Passenger reviews were just as damaging, with them describing the lounge as "stained carpets covered in crumbs", while the food offered was "sad", including "unripe bananas" and "halved pastries".

And this came at a cost of around £ 20 if booked in advance or £ 24 for those paying on the day.

The airport's website states that the lounge is "smart and sophisticated", allowing passengers to "start their journey in real style", but it was the passengers themselves who did not agree.

The pasta dish looked like cat food

The second lowest place went to the Aspire hall in Edinburgh, which received only one and a half star.

Although the facility included a hot food menu, an inspector described the salad items as having "an unmistakable flavor" while a pasta dish "looked like cat food".

The third worst joint was the London Luton Aspire, with its "frozen eggs" and "stale bread", along with Belfast International Causeway and London Heathrow Terminal 5 Aspire.

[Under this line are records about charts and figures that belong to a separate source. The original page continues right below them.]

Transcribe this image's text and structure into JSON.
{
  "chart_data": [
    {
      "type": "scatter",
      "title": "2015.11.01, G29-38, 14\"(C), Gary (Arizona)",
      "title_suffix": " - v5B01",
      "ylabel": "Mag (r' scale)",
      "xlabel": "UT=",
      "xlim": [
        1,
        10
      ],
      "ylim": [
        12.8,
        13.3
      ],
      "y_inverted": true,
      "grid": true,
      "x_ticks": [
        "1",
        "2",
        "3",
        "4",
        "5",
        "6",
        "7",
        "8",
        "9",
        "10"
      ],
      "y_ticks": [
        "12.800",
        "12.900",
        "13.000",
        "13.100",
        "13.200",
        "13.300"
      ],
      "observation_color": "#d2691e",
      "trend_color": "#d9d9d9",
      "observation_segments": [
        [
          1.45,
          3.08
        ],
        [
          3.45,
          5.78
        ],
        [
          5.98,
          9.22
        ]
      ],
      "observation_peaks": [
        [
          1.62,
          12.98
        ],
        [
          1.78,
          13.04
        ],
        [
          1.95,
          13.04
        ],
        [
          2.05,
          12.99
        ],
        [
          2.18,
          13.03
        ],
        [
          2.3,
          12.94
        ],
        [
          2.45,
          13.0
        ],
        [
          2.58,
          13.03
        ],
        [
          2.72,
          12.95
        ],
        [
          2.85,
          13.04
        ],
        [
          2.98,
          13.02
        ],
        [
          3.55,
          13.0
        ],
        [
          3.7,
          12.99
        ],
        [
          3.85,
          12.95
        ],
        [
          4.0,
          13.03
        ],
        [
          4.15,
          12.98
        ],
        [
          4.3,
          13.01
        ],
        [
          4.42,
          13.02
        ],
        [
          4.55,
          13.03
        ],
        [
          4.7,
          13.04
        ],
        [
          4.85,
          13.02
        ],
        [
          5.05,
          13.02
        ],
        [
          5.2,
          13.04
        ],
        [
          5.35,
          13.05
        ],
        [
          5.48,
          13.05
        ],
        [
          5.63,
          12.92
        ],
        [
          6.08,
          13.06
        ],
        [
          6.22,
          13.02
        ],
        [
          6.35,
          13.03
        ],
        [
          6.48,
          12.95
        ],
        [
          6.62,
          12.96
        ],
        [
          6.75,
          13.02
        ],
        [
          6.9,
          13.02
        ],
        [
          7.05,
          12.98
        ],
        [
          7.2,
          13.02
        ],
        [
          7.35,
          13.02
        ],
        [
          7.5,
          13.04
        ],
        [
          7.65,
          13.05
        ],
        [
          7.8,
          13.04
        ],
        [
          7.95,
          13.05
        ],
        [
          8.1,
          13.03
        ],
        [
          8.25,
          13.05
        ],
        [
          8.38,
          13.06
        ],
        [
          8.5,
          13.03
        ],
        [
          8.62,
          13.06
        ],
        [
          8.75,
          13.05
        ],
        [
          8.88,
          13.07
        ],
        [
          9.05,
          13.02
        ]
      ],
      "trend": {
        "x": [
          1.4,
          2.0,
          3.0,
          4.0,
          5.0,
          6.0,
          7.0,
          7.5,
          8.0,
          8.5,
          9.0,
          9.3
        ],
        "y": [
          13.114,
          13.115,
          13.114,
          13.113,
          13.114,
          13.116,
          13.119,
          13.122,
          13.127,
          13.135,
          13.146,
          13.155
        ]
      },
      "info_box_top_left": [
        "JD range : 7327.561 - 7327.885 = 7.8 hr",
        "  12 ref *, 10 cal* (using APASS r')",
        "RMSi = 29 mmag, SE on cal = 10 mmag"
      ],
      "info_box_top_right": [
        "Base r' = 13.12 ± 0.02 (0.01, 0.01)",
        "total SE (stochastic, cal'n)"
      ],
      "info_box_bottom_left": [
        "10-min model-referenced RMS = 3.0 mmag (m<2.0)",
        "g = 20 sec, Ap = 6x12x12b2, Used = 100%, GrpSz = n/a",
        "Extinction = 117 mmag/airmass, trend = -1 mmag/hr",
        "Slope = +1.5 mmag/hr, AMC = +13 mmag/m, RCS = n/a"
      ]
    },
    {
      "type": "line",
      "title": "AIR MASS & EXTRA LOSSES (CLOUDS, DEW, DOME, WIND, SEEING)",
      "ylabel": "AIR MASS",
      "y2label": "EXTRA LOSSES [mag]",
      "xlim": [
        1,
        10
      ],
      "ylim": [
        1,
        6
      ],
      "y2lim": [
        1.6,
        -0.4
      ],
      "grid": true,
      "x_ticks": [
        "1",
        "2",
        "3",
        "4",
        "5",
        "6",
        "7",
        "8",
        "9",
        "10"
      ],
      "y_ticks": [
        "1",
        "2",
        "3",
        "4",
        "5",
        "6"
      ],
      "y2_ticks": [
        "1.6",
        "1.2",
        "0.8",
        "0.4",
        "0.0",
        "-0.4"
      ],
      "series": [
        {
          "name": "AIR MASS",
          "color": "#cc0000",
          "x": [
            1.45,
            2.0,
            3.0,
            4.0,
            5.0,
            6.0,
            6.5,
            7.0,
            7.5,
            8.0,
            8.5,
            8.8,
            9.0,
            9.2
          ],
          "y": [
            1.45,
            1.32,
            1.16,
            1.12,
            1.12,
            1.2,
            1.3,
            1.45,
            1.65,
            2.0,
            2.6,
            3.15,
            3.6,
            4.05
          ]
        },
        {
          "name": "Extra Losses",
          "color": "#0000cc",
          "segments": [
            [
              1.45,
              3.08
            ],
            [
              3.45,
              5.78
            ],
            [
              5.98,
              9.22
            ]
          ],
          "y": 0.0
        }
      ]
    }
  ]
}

The hall n. 1 of Heathrow Airport Terminal 3 came out on top of the municipality

The first joint post was assigned to lounge no. 1 of the London Heathrow Terminal 3, which offered sparkling wines and free à la carte dishes.

It was also described by inspectors as the best equipped facility, which boasts a cinema, free showers, private sleep pods and hot food options to order.

This honor was shared by Manchester Terminal 3 1903 and London Heathrow Terminal 4 The House lounges.

Rory Boland, editor of what? Travel said: "Fighting the security queues and the labyrinth that has become duty-free can be such a test – it's no wonder if the promise of an oasis of tranquility in a paid room is so appealing .

"But with the salons that charge up to £ 50 for what might be a little more than a spot on a stained sofa and a soggy pastry, passengers could be better off saving their money for treatment once they reach their destination. "

Which? carried out reviews of 21 pay-as-you-go lounges at nine UK airports between September and December 2018.